Which brings us to James Brown
James Brown was a genius and the original “hardest working man in show business”. He also burned out a lot of talent in his career, and treated many others rather badly at times. You can argue that with JB that it may have been worth it somehow. I could also argue that his methods may not have been necessary. There are other ways to do things, just because JB couldn’t find them doesn’t mean you should feel you have permission to blindly emulate him. I also have it on the authority of bassist Christian McBride that JB gave up on fining his company members eventually, he would just cuss them out [because, despite his genius and persistence, he lacked a certain emotional self-restraint].
There is a fine distinction between the discipline of devotion, and rigidity. submission and control. One polarity is spiritual, the other is not. The line is crossed when all spiritual activity is prescribed and enforced by coercive culture [every culture is more or less coercive by the way]. Piety then becomes the means of social control. As in the example you picked, the praying man’s piety, enforced upon him by his own culture, he enforces upon those surrounding him, it’s just double the irony. [The triple irony is that the man is about to get up from prayer and immediately engage in illicit activity that will in effect rob from designers, artists and artisans in one part of the world and subsidize sweatshops, knock off artists, and organized crime syndicates in another. Kind of reframes the notion of the sacralizing of the urban terrain doesn’t it?]This isn’t the 1950’s, this isn’t the 1960’s, this isn’t even the’70’s. If you think in the 21st century the way to do it is to emulate somebody born in 1933, think again.

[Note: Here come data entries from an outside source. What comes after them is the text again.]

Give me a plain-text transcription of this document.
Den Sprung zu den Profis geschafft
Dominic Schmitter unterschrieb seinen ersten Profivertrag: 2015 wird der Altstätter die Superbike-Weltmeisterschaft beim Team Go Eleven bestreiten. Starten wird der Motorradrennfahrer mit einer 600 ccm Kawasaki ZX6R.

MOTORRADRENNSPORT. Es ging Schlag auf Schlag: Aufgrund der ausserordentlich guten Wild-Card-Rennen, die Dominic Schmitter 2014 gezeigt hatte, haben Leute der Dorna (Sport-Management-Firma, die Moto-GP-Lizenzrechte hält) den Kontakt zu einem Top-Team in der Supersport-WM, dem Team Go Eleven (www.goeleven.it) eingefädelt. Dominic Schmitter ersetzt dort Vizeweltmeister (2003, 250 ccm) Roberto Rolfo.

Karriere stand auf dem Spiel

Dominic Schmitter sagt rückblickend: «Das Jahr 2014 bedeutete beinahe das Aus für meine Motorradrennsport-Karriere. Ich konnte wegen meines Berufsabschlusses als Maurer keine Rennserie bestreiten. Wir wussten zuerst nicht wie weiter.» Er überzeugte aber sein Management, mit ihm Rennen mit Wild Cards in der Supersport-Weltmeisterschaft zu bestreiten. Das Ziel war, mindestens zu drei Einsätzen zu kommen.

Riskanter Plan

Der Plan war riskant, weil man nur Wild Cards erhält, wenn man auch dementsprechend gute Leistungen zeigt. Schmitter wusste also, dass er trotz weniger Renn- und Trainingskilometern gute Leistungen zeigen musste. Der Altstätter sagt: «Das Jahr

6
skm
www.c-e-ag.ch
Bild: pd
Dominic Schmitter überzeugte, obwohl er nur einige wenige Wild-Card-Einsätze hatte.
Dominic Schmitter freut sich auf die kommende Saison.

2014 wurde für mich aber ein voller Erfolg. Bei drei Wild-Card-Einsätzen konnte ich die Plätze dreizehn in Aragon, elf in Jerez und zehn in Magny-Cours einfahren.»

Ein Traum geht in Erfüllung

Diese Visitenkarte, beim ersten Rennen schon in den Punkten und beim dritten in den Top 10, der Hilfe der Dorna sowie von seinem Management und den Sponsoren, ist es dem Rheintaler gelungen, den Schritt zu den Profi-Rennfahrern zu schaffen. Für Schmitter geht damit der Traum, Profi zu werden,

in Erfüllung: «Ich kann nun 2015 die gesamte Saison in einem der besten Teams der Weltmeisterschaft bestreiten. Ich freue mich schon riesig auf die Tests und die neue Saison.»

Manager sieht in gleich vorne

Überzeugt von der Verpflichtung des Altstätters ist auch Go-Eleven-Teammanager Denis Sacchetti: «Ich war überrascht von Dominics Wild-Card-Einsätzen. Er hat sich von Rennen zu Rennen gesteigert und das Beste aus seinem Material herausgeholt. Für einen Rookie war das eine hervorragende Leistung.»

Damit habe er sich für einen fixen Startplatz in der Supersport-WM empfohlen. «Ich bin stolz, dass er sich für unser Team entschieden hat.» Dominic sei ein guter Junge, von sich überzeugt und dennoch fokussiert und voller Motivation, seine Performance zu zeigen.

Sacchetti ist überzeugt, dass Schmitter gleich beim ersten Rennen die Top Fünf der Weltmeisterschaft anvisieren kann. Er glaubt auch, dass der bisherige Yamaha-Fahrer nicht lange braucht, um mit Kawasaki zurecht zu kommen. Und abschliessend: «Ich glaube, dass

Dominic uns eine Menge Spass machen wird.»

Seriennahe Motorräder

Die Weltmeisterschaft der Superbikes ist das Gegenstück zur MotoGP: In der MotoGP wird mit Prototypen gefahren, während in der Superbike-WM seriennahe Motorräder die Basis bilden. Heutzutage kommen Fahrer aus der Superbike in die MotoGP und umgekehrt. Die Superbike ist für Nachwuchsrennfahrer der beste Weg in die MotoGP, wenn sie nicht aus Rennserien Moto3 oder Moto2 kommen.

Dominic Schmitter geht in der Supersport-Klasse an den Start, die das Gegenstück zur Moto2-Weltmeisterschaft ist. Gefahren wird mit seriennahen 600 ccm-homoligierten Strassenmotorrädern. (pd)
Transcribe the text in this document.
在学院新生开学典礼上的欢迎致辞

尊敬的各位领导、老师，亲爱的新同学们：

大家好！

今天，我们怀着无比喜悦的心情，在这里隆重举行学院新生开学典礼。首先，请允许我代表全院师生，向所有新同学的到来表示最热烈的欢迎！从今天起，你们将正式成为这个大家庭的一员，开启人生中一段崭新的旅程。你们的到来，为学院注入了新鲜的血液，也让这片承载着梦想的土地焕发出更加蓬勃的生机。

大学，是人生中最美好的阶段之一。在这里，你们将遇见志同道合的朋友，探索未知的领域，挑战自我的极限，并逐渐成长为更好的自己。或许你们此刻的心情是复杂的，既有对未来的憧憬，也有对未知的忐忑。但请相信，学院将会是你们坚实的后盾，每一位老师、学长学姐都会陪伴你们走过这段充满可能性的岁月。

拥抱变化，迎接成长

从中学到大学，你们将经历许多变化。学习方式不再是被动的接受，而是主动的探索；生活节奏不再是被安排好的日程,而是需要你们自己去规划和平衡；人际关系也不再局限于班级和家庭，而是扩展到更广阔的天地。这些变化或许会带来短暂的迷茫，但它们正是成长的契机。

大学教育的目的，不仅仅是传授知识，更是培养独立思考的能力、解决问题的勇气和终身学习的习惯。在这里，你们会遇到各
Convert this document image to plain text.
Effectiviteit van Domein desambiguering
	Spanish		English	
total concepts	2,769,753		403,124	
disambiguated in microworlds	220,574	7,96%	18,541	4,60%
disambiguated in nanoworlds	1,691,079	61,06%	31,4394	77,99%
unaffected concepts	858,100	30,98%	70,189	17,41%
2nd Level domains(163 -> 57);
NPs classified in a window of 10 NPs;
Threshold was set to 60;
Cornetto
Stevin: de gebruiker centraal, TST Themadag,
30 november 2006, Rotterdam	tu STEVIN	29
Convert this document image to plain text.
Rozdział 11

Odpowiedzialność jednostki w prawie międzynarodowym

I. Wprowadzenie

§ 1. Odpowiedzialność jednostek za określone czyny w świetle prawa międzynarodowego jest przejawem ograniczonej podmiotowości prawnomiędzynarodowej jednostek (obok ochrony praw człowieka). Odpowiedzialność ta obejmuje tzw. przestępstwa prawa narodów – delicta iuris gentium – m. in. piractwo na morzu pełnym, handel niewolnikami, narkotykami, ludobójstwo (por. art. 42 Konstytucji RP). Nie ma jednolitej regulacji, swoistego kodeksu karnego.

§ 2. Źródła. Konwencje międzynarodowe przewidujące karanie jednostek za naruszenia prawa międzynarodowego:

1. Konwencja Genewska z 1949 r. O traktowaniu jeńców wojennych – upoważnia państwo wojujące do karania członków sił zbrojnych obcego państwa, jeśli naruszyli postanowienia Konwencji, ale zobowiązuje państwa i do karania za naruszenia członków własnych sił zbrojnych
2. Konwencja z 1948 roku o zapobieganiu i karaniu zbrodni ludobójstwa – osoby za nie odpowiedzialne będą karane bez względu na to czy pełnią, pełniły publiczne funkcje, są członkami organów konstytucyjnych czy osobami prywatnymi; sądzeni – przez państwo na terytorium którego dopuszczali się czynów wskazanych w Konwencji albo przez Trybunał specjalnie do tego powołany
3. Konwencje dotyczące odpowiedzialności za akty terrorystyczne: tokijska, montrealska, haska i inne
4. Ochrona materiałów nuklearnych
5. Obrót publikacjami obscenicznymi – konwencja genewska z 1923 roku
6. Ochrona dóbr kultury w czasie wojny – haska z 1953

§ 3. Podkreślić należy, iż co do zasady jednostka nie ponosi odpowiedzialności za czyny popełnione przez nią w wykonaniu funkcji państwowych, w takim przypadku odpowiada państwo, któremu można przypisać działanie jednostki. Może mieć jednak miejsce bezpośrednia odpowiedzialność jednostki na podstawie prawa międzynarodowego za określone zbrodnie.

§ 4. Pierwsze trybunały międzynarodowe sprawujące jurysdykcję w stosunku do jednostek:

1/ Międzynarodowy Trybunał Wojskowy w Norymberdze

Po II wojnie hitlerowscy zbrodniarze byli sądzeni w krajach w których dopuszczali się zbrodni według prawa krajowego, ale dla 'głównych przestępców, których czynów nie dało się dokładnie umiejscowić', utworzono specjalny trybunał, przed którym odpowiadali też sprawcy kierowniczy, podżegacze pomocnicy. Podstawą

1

Humanity is moving away from systems that rely on undercurrent of fear or coercion. Fines, or the fear of fines do work [how legal or ethical they may be is another issue]. Perceiving the need for exponentially increasing penalties indicates a serious deficiency in your employee management system. Your system has lost touch with reality here, and is being generated by some intellectual notion-or-other – punishment does not fit the crime – The Mikado was what 1885? $5120 for leaving the lights on? Try that with ME and see what happens.
Humans need some slack – doubling of fines every time? – that’s wack!
My apologies if I come across overly harsh, I try not to be insulting, just unsparing. I name things as I perceive them. I see a situation, it decomposes in front of my eyes, and everything I know tries to come out the end of my fingers at once. What I write may read like hysteria, but it actually takes 8+ hours to get it out right and still hold the edge I want.
I don’t waste my time on people I don’t think are worth it.